27 Nisan 2011 Çarşamba

EBU UBEYDE IBNU'L-CERRAH

EBU UBEYDE IBNU'L-CERRAH


«Her milletin güvenilen  bir kişisi vardır. Bu milletin güvenilen kişisi Ebû Ubeyde'dîr».[1]
O, güzel ve sevimli bîr yüze sahipti. Zayıf bedenli, uzun boylu ve ince yüzlüydü. Gözler onu görmekten hoşlanır, karşısındakine güven verir, insan ona karşı bir yakınlık hissederdi.
Aynı zamanda; kibar, alçak gönüllü ve utangaç idi. Ama ciddi ko­nularda adeta bir arslandı. Hemen kükreyiverirdi.
Güzellik ve kibarlığının yanında sertliği de vardı.
İşte bu zat, Muhammed ümmetinin güvenilen kişisi Amir İbn Ab-dillâh İbnu'i-Cerrah el-Fihrî el-Kureşî'dir. Lâkabı da Ebû Ubeyde'dir.
Abdullah İbn Ömer (r.a.) onu şöyle anlatmaktadır: Kureyş'ten üç kişi insanların en güzeli, en iyi ahlâklısı ve en utangacıdır.

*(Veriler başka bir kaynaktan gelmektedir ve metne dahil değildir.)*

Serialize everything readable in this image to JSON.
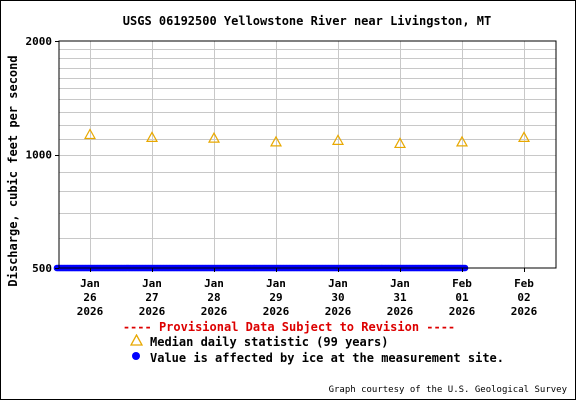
{
  "chart_data": {
    "type": "scatter",
    "title": "USGS 06192500 Yellowstone River near Livingston, MT",
    "ylabel": "Discharge, cubic feet per second",
    "y_scale": "log",
    "ylim": [
      500,
      2000
    ],
    "y_tick_labels": [
      "500",
      "1000",
      "2000"
    ],
    "x_ticks": [
      {
        "date": "2026-01-26",
        "month": "Jan",
        "day": "26",
        "year": "2026"
      },
      {
        "date": "2026-01-27",
        "month": "Jan",
        "day": "27",
        "year": "2026"
      },
      {
        "date": "2026-01-28",
        "month": "Jan",
        "day": "28",
        "year": "2026"
      },
      {
        "date": "2026-01-29",
        "month": "Jan",
        "day": "29",
        "year": "2026"
      },
      {
        "date": "2026-01-30",
        "month": "Jan",
        "day": "30",
        "year": "2026"
      },
      {
        "date": "2026-01-31",
        "month": "Jan",
        "day": "31",
        "year": "2026"
      },
      {
        "date": "2026-02-01",
        "month": "Feb",
        "day": "01",
        "year": "2026"
      },
      {
        "date": "2026-02-02",
        "month": "Feb",
        "day": "02",
        "year": "2026"
      }
    ],
    "series": [
      {
        "name": "Median daily statistic (99 years)",
        "marker": "triangle",
        "color": "#e8a800",
        "x": [
          "2026-01-26",
          "2026-01-27",
          "2026-01-28",
          "2026-01-29",
          "2026-01-30",
          "2026-01-31",
          "2026-02-01",
          "2026-02-02"
        ],
        "y": [
          1130,
          1110,
          1105,
          1080,
          1090,
          1070,
          1080,
          1110
        ]
      },
      {
        "name": "Value is affected by ice at the measurement site.",
        "marker": "dot",
        "color": "#0000ff",
        "x_range": [
          "2026-01-25",
          "2026-02-01"
        ],
        "y_level": 500
      }
    ],
    "grid": true,
    "legend_placement": "below plot"
  },
  "provisional_note": "---- Provisional Data Subject to Revision ----",
  "credit": "Graph courtesy of the U.S. Geological Survey",
  "colors": {
    "provisional": "#dd0000",
    "median": "#e8a800",
    "ice": "#0000ff",
    "grid": "#c8c8c8"
  }
}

Onların ağız­larından doğrudan başka söz çıkmaz ve onlar kendilerine birşey söyle­nince de karşılarındakini yalanlamazlar. Bu üç kişi, Ebû Bekr es-Sıddîk, Osman îbn Affan ve Ebû Ubeyde İbnu'l-Cerrah'ttr.
Ebû Ubeyde İslâm'a ilk girenlerdendi. Hz. Ebû Bekir İslâm'a gir­dikten bir gün sonra müslüman olmuştur. İslâm'a' girişi de Hz. Ebû Bekir'in aracılığı iledir. Hz. Ebû Bekir, onu, Abdurrahman İbn Avf'ı, Os­man İbn Maz'un'u ve el-Erkam İbn el-Erkam'ı Hz. Peygamber'e götür­müş, onlar Hz. Peygamber'in huzurunda Kelime-i Şehâdeti getirmişler ve böylece yüce İslâm binasının ilk temel taşları olmuşlardır.

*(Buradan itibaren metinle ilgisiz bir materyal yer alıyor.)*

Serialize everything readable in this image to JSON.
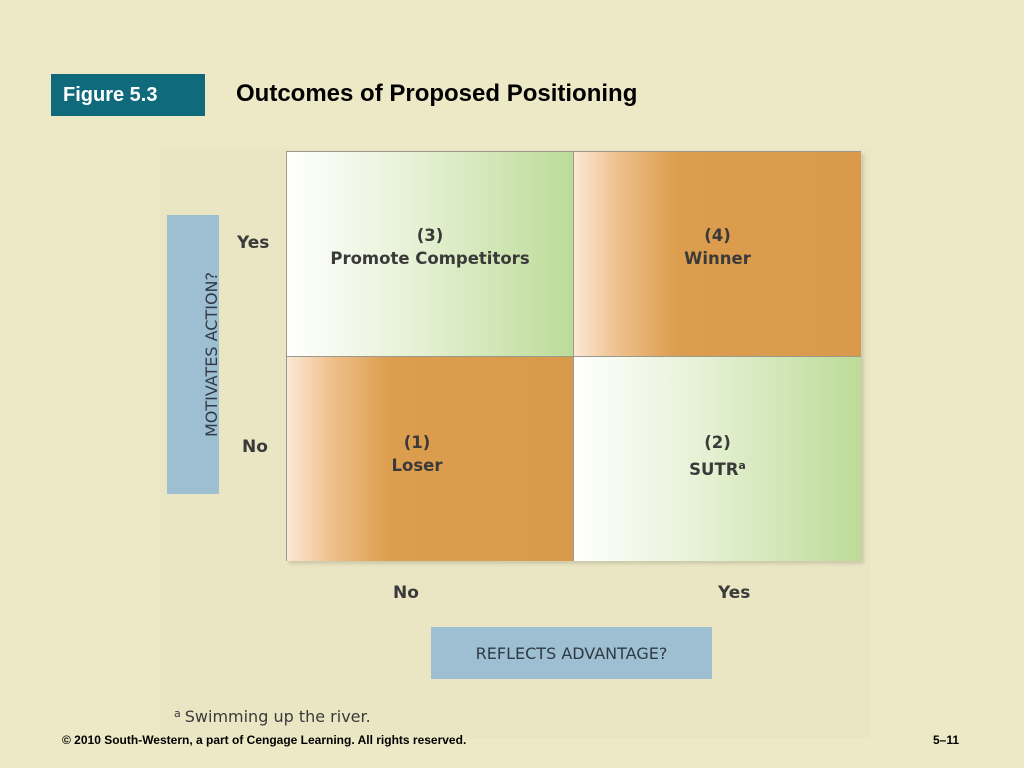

Ebû Ubeyde, başlangıcından sonuna kadar Mekke'de müslüman-lann geçirdiği sıkıntılı hayatı yaşamıştır. İlk müslümanla birlikte yer­yüzünde hiçbir din sahibinin karşılaşmadığı şiddet, sıkıntı, acı ve üzün­tülere göğüs germiştir. Allah Tealâ'nin dünyada onlara gösterdiği bu acı tecrübede sebat göstermiş, Allah ve Rasûlüne her durumda bağlı kalacağını isbat etmiştir.
Fakat Ebû Ubeyde'nin Bedir'de çektiği sıkıntının şiddeti akılları şaşırtmış, hayâllerin üstüne çıkmıştır.
Bedir savaşında Ebû Ubeyde ölümü hiçe sayarak saflar arasında dolaşmaya başlamıştı. Müşrikler ondan korkuyorlardı. O önüne gelen herkese saldırıyordu. Kureyş süvarileri de ondan çekiniyorlar, nerede olursa olsun, onunla karşılaşmamaya çahşıyorlrdı. Ama müşriklerden birisi her yerde Ebû Ubeyde'nin karşısına çıkıyordu. Ebû Ubeyde ise, onu görünce yolunu değiştirip onunla karşılaşmak istemiyordu. Adarn ise, ona saldırmakta ısrar ediyordu. Fakat Ebû Ubeyde devamlı ondan kaçıyordu. Adam Ebû Ebeyde'nin geçeceği yollan kapatıp Allah düş­manlarıyla savaşmasına engel oluyordu. Ebû Ubeyde'nin sabrı taşınca, kılıçla başına öyle bir vurdu ki, adamın başı ikiye ayrıldı ve adam yere yıkıldı.
Değerli okuyucu! Bu yuvarlanıp düşen adamın kim olduğunu tah­min etmeye çalışma!
Sana, sert ve acı tecrübenin akılları şaşırtıp hayâllerin üstüne çıktığını söylememiş miydim?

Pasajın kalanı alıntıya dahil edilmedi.